Superbranes, D=11 CJS supergravity and enlarged superspace coordinates/fields correspondence

We discuss the r\^ole of enlarged superspaces in two seemingly different contexts, the structure of the $p$-brane actions and that of the Cremmer-Julia-Scherk eleven-dimensional supergravity. Both provide examples of a common principle: the existence of an {\it enlarged superspaces coordinates/fields correspondence} by which all the (worldvolume or spacetime) fields of the theory are associated to coordinates of enlarged superspaces. In the context of $p$-branes, enlarged superspaces may be used to construct manifestly supersymmetry-invariant Wess-Zumino terms and as a way of expressing the Born-Infeld worldvolume fields of D-branes and the worldvolume M5-brane two-form in terms of fields associated to the coordinates of these enlarged superspaces.

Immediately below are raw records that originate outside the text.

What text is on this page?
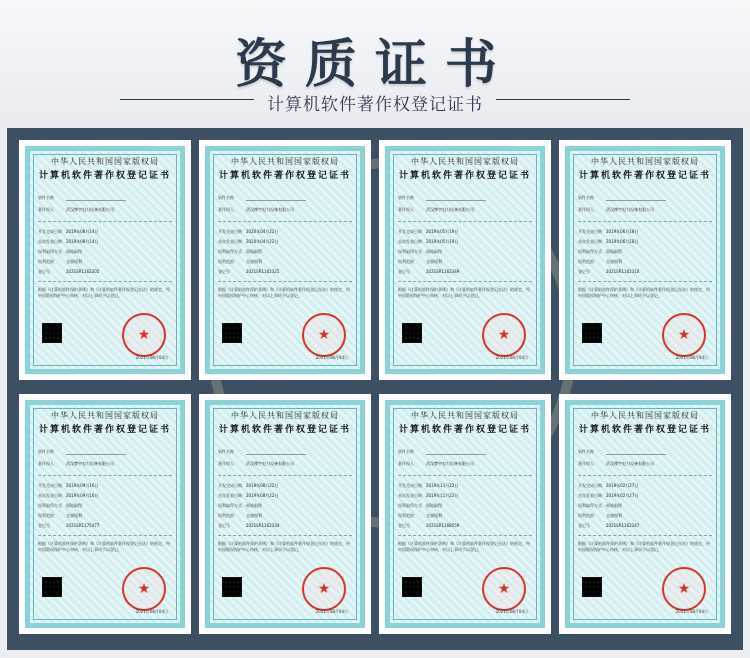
资质证书
计算机软件著作权登记证书
中华人民共和国国家版权局
计算机软件著作权登记证书
软件名称
著作权人	武汉博宇电力设备有限公司
开发完成日期 2019年08月14日
首次发表日期 2019年08月14日
权利取得方式 原始取得
权利范围	全部权利
登记号	2021SR1162205
根据《计算机软件保护条例》和《计算机软件著作权登记办法》的规定，经中国版权保护中心审核，对以上事项予以登记。
★
2021年08月04日
中华人民共和国国家版权局
计算机软件著作权登记证书
软件名称
著作权人	武汉博宇电力设备有限公司
开发完成日期 2020年04月22日
首次发表日期 2020年04月22日
权利取得方式 原始取得
权利范围	全部权利
登记号	2021SR1162325
根据《计算机软件保护条例》和《计算机软件著作权登记办法》的规定，经中国版权保护中心审核，对以上事项予以登记。
★
2021年08月04日
中华人民共和国国家版权局
计算机软件著作权登记证书
软件名称
著作权人	武汉博宇电力设备有限公司
开发完成日期 2019年05月19日
首次发表日期 2019年05月19日
权利取得方式 原始取得
权利范围	全部权利
登记号	2021SR1162349
根据《计算机软件保护条例》和《计算机软件著作权登记办法》的规定，经中国版权保护中心审核，对以上事项予以登记。
★
2021年08月04日
中华人民共和国国家版权局
计算机软件著作权登记证书
软件名称
著作权人	武汉博宇电力设备有限公司
开发完成日期 2019年06月18日
首次发表日期 2019年06月18日
权利取得方式 原始取得
权利范围	全部权利
登记号	2021SR1162310
根据《计算机软件保护条例》和《计算机软件著作权登记办法》的规定，经中国版权保护中心审核，对以上事项予以登记。
★
2021年08月04日
中华人民共和国国家版权局
计算机软件著作权登记证书
软件名称
著作权人	武汉博宇电力设备有限公司
开发完成日期 2019年09月16日
首次发表日期 2019年09月16日
权利取得方式 原始取得
权利范围	全部权利
登记号	2021SR1175477
根据《计算机软件保护条例》和《计算机软件著作权登记办法》的规定，经中国版权保护中心审核，对以上事项予以登记。
★
2021年08月04日
中华人民共和国国家版权局
计算机软件著作权登记证书
软件名称
著作权人	武汉博宇电力设备有限公司
开发完成日期 2019年08月22日
首次发表日期 2019年08月22日
权利取得方式 原始取得
权利范围	全部权利
登记号	2021SR1162334
根据《计算机软件保护条例》和《计算机软件著作权登记办法》的规定，经中国版权保护中心审核，对以上事项予以登记。
★
2021年08月04日
中华人民共和国国家版权局
计算机软件著作权登记证书
软件名称
著作权人	武汉博宇电力设备有限公司
开发完成日期 2019年11月22日
首次发表日期 2019年11月22日
权利取得方式 原始取得
权利范围	全部权利
登记号	2021SR1168559
根据《计算机软件保护条例》和《计算机软件著作权登记办法》的规定，经中国版权保护中心审核，对以上事项予以登记。
★
2021年08月04日
中华人民共和国国家版权局
计算机软件著作权登记证书
软件名称
著作权人	武汉博宇电力设备有限公司
开发完成日期 2019年02月27日
首次发表日期 2019年02月27日
权利取得方式 原始取得
权利范围	全部权利
登记号	2021SR1162347
根据《计算机软件保护条例》和《计算机软件著作权登记办法》的规定，经中国版权保护中心审核，对以上事项予以登记。
★
2021年08月04日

This is tantamount to saying that the Born-Infeld fields have a superspace origin, as do the other worldvolume fields, and that they have a composite structure. In $D$=11 supergravity theory enlarged superspaces arise when its underlying gauge structure is investigated and, as a result, the composite nature of the $A_3$ field is revealed: there is a full one-parametric family of enlarged superspace groups that solve the problem of expressing $A_3$ in terms of spacetime fields associated to their coordinates. The corresponding enlarged supersymmetry algebras turn out to be deformations of an {\it expansion} of the $osp(1|32)$ algebra. The unifying mathematical structure underlying all these facts is the cohomology of the supersymmetry algebras involved.